1. The two points to be discussed are: What is meant by semblance? and What is meant by the quasi-spiritual relation as subsisting between the parts of a work of Art?

First, then, there is the semblance of totality. The spiritual relation is characterized by the totality of the parts related. That totality is realized only in the universal manifold. But a semblance of totality is furnished in the case of colors by the circumstance that the chromatic scale is cut off at the bottom and top in consequence of our inability to perceive the colors below and above; the musical scale likewise presents a quasi-totality, and the human figure in its contours presents a thing cut off from its surroundings, and in so far relatively complete in itself.

Because the spiritual relation involves the idea of the perfect totality, a relative totality, due to the accidental limitations of our sensory organs and power of attention, may become a semblance of the spiritual totality. I say, may become. A certain relation must be established between the parts of the relative totality in order that the semblance shall result.

One thing is clear; the subject of the work of art must possess relative completeness, and be capable of being contemplated as circumscribed and separated off. It must stand out like a tree, or like an oasis encircled by the desert, or like an island. The subject of art cannot be a mere length of cloth cut off from the fabric of things as they reel unceasingly from the loom of time—the mistake of Realism.

The point, emphasized in our third Book, namely, that an empirical substratum is to be spiritualized, and that ethics consists in spiritualizing this physical and psychical substratum, applies to art, but with the difference, that in the case of art the physical or psychical substratum cannot be spiritualized, but is to be made to take on the semblance of spirituality.

Now what is meant by this kind of transformation? I can perhaps explain by using as an illustration the color scheme of a picture. The transformation appears in the difference between the colors on the palette and the colors on the canvas. The colors on the palette represent the empirical substratum, the natural colors; the colors seen on the canvas show the same natural tints after they have taken on a new or second nature.

The second nature,—in what does it consist? In the circumstance that each color on the canvas, by its juxtaposition and its relation to the rest, is altered in tone and value, and that all the rest are altered by it. The spiritual relation is a give and take relation actually carried out. The semblance produced in art is the illusive appearance of such a relation as seen by the beholder.

We have thus set down two points—the apparent totality, and the apparent give and take relation between the parts (the second nature assumed by the parts, the illusory transformation of the substratum).

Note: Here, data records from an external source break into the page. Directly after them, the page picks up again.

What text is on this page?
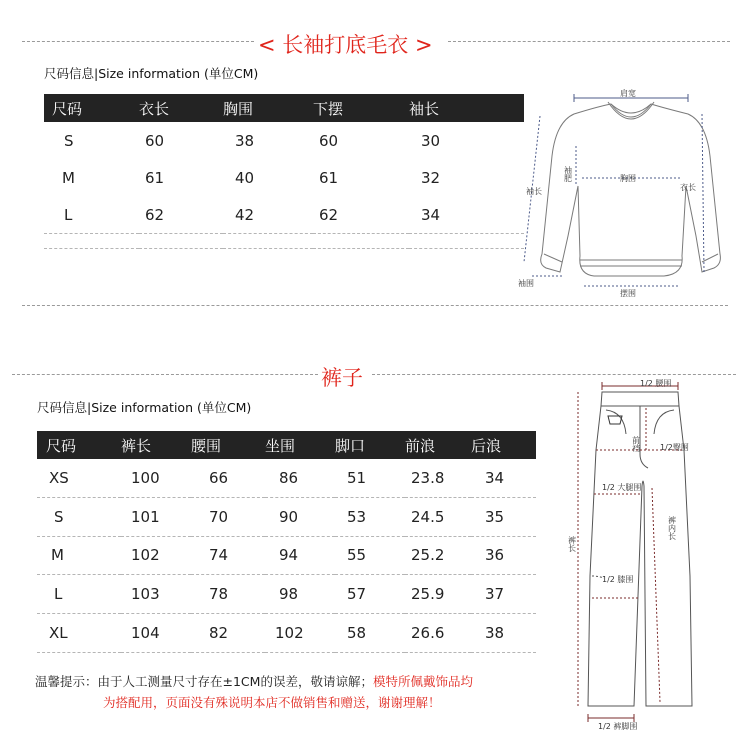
< 长袖打底毛衣 >
尺码信息|Size information (单位CM)
尺码	衣长	胸围	下摆	袖长
S	60	38	60	30
M	61	40	61	32
L	62	42	62	34

肩宽
袖肥	胸围
袖长	衣长
袖围
摆围
裤子
尺码信息|Size information (单位CM)
尺码	裤长	腰围	坐围	脚口	前浪	后浪
XS	100	66	86	51	23.8	34
S	101	70	90	53	24.5	35
M	102	74	94	55	25.2	36
L	103	78	98	57	25.9	37
XL	104	82	102	58	26.6	38
1/2 腰围
前裆 1/2臀围
1/2 大腿围
裤内长
裤长
1/2 膝围
1/2 裤脚围
温馨提示：由于人工测量尺寸存在±1CM的误差，敬请谅解；模特所佩戴饰品均
为搭配用，页面没有殊说明本店不做销售和赠送，谢谢理解！
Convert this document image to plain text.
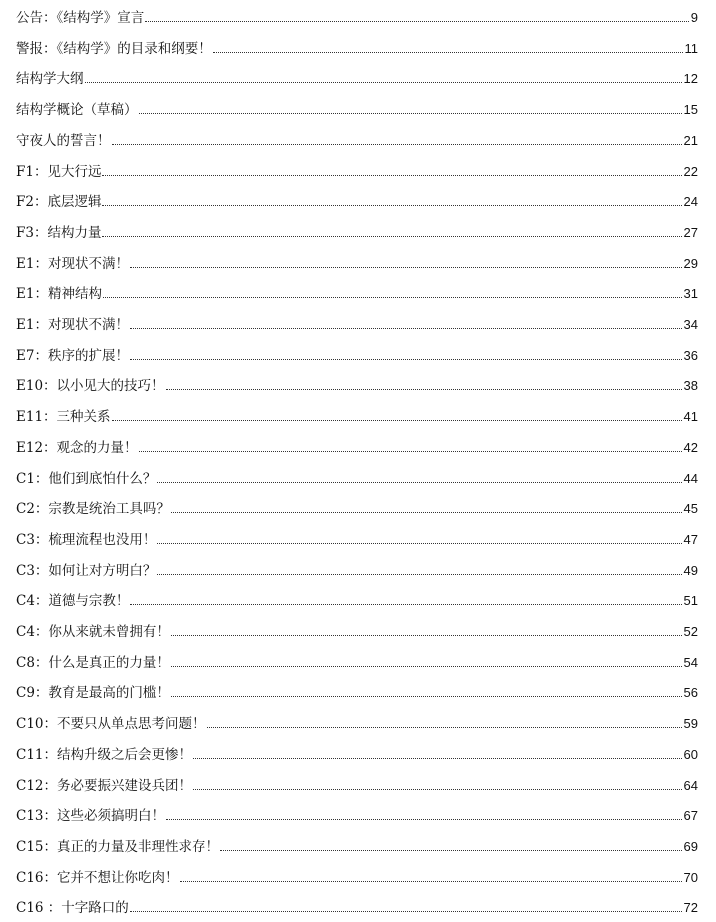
公告：《结构学》宣言	9
警报：《结构学》的目录和纲要！	11
结构学大纲	12
结构学概论（草稿）	15
守夜人的誓言！	21
F1：见大行远	22
F2：底层逻辑	24
F3：结构力量	27
E1：对现状不满！	29
E1：精神结构	31
E1：对现状不满！	34
E7：秩序的扩展！	36
E10：以小见大的技巧！	38
E11：三种关系	41
E12：观念的力量！	42
C1：他们到底怕什么？	44
C2：宗教是统治工具吗？	45
C3：梳理流程也没用！	47
C3：如何让对方明白？	49
C4：道德与宗教！	51
C4：你从来就未曾拥有！	52
C8：什么是真正的力量！	54
C9：教育是最高的门槛！	56
C10：不要只从单点思考问题！	59
C11：结构升级之后会更惨！	60
C12：务必要振兴建设兵团！	64
C13：这些必须搞明白！	67
C15：真正的力量及非理性求存！	69
C16：它并不想让你吃肉！	70
C16 ：十字路口的	72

A third point involved in the second is that each part of a work of art shall remain invincibly individualized, despite the closeness of the relation which connects it with the rest. The individual member of a work of art may never be submerged in the whole, may never merely convey the abstract idea of unity amid variation. The “unity in variety” formula is not only empty but misleading, based on the same misconception which we have noted in dealing with Kant and with the Pantheists. The unity of a work of art consists in the reciprocal effect produced by the members on each other. Hence the more accentuated, the more distinctive the members are, always provided that the reciprocal relation is maintained, the more artistically satisfying will be the result. In this manner the work of art will be true to its essential character as a semblance of the spiritual relation.